I'll take a good look at your code.
Thanks to everyone who replied.
Keith
·
Here is a debugging trick you might already be using. Set an output bit at the start of the ISR and clear it at the end. Assuming your scope has dual trace, you can look at when the ISR happens in relation to the incomming data, and see how long the ISR takes by the length of the pulse.
I've edited the code I posted to show that.
If you have more than 2 channels, or if your scope has an external trigger, you could sync on the attention line to the PC and see where the end of the byte is and when the PC is supposed to be transfering it.
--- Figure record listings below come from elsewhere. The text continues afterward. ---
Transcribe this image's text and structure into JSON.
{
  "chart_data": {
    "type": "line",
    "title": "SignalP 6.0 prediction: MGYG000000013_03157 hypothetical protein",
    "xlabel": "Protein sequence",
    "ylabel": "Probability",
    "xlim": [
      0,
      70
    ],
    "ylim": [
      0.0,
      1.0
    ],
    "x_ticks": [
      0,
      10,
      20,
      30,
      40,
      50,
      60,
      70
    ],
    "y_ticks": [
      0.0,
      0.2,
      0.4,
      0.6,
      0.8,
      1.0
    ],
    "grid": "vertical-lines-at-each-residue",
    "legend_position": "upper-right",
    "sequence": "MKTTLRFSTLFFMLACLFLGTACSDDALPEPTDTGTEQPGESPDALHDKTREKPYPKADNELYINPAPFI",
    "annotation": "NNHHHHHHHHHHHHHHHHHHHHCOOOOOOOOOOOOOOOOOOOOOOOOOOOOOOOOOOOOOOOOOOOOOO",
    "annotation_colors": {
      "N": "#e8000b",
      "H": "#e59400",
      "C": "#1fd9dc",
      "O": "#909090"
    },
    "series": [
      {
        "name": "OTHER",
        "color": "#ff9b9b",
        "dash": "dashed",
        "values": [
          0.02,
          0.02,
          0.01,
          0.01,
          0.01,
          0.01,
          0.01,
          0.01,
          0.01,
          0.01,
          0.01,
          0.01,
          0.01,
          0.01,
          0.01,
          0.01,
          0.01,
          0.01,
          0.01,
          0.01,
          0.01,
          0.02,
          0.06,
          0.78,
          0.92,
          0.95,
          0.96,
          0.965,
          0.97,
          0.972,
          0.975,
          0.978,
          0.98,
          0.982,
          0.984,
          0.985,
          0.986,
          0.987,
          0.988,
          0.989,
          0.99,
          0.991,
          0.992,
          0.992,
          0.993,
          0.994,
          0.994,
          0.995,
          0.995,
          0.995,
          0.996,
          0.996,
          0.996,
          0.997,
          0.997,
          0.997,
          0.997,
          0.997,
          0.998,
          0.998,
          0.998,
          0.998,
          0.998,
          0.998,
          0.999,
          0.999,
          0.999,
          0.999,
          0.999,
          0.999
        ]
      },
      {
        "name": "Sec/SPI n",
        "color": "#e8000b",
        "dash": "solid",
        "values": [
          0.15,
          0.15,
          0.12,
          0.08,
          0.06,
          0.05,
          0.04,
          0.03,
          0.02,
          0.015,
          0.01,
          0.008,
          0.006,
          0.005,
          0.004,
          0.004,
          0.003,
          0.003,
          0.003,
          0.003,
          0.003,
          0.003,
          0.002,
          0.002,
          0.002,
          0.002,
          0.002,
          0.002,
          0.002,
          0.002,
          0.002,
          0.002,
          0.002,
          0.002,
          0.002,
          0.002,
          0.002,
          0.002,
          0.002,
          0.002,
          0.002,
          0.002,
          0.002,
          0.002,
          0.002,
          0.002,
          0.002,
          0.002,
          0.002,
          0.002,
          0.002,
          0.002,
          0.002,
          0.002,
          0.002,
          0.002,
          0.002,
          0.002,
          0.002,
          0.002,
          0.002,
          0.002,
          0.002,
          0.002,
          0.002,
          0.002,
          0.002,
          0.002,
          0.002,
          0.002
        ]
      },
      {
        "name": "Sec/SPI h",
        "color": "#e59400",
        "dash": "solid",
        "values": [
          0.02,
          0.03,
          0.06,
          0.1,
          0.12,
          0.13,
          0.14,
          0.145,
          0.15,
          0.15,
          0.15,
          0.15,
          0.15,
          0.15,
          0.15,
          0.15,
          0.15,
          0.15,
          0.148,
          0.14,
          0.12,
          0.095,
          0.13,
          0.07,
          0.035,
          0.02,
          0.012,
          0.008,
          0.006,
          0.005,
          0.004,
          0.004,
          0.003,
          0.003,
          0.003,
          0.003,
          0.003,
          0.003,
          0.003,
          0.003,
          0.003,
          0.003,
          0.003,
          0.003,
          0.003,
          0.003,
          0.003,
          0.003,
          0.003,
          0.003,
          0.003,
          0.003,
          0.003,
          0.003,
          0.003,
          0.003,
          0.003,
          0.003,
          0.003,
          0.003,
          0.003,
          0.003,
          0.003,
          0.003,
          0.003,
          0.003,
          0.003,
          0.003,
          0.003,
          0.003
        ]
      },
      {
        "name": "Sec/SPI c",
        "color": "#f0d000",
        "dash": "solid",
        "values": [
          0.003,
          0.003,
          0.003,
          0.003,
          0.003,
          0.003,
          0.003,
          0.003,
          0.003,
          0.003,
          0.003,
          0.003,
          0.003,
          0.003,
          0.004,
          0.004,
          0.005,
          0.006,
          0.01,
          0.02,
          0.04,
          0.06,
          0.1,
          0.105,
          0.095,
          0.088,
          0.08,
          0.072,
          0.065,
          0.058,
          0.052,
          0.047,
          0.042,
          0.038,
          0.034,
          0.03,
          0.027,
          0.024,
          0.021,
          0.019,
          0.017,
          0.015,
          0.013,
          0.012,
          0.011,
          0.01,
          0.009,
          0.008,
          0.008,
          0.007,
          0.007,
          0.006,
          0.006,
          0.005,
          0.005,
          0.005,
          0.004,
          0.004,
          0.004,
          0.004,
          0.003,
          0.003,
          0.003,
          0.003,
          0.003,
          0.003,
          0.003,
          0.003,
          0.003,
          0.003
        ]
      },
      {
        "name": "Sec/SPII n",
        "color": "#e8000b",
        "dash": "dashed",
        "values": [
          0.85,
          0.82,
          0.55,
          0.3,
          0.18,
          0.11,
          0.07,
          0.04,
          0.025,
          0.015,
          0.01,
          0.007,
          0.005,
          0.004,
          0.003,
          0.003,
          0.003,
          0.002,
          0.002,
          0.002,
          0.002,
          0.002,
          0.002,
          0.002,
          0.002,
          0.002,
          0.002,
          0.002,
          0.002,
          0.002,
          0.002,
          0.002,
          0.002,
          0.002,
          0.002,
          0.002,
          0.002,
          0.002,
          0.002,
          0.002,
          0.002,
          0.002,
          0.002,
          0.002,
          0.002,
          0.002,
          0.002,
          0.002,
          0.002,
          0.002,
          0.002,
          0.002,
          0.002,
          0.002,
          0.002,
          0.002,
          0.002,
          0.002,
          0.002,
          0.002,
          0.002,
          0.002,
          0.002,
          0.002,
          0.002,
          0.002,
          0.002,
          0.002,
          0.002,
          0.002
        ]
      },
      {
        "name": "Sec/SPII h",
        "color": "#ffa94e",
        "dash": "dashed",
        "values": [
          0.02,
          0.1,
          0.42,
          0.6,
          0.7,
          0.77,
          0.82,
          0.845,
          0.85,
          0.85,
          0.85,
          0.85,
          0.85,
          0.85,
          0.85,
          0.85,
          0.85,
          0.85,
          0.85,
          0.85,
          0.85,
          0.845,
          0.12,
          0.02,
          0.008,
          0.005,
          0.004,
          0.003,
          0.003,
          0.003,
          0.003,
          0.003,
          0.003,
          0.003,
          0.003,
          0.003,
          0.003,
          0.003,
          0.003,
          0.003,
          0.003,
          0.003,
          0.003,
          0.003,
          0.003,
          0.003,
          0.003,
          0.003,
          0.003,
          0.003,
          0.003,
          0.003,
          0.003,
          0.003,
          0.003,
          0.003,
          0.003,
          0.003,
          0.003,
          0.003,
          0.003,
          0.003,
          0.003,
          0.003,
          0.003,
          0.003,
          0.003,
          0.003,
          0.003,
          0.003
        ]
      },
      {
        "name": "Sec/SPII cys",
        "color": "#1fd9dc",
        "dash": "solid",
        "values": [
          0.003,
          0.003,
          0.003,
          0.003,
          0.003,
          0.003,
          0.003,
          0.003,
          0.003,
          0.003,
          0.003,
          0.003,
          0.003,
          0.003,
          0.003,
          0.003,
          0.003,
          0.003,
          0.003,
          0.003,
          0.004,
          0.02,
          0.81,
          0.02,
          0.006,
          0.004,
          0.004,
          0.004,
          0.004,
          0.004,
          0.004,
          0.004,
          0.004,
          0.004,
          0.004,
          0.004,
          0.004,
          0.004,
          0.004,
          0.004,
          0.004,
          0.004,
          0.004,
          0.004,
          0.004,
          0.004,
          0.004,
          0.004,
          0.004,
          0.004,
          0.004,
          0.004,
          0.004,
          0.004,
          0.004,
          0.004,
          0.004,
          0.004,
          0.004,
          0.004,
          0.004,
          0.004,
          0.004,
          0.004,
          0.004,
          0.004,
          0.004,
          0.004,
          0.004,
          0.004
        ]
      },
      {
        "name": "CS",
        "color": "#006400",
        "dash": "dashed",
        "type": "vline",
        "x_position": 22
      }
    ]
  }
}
That would sync you to the start of the next byte, so you could see what should be coming into the shifter, as well as if the attention line is getting set every 8 bits.
Another variation would be to copy the state of the WKPND bit to the output bit, so you can see whether the ISR is interrpreting the data as a 0 or a 1.
With a scope and an output bit, you can get some good visibility into what your code is doing relative to the data.
Mike
<vent> You know, I've been programming(on the side, not for a living) half-seriously for probably about 15 years. Nothing irks me more than to have something very very simple NOT work. It's not the COMPLICATED things I get mad about not working -- I expect to have problems and to spend lots of troubleshooting time on HARD problems. But the easy stuff, that's just supposed to work on its face, that's what I get mad about not working </vent>
I don't particularly like my current routines anyways. I'm going to shift more of the programming out of the ISR and more into the main --- which I guess is a good design goal. Keep the ISR as short as possible.
Keith
My most memorable bug was in my Z80 assembler days, working on the program for a piece of test equipment, a scanning optical densitometer. Used to measure color test targets on printing.
I had coded some new scan routines to do automatic color bar recognition, that seemed to be working pretty well. Finished them up on a Monday. The gizmo was going to be shipped on Tuesday, so it all looked good. Everything tested out OK.
On Tuesday morning the head of the service department, who was going to do the installation, ran through a test of the unit's function, part of which was to test the scanning on the customer's color bar. Didn't work. Bombed most convincingly.
What the *&#%? "It worked fine yesterday!"
I scratched my head a bit thinking about the problem and a light bulb went off. The scanner had a real time clock that displayed the date and time on a CRT as part of the instrument's display. I reset the date to Monday.
It worked just fine. Oooops.
In my scanning code, I had re-used the memory locations used by the clock output. Perfectly legal, and sometimes a must to re-use temp ram like that, which was always in short supply. (1984 ish, ram wasn't cheap.)
But I had forgotten to *clear* it first. Or at least a particular byte that I used to hold flags indicating the state of the scan.
So the program would work fine, except on Tuesdays and Thursdays. Fortunately I found it pretty quickly, and the service guy was able to load the unit into the company van and deliver it on time.
But I won't forget that one.
As you hunt your bugs, keep in mind that the processor (usually) is doing *exactly* what you told it to do.
Mike
This is entirely OT BUT Pantone has this really cute handheld spectro-colorimeter.· Under $250 too!
http://www.pantone.com/products/products.asp?idSubArea=0&idArea=2&showNav=94&idProduct=373
I've contemplating buying one but the reports on it aren't very favorable --- at least not in the serious context....
Keith
Post Edited (Keith M) : 3/17/2005 4:15:39 PM GMT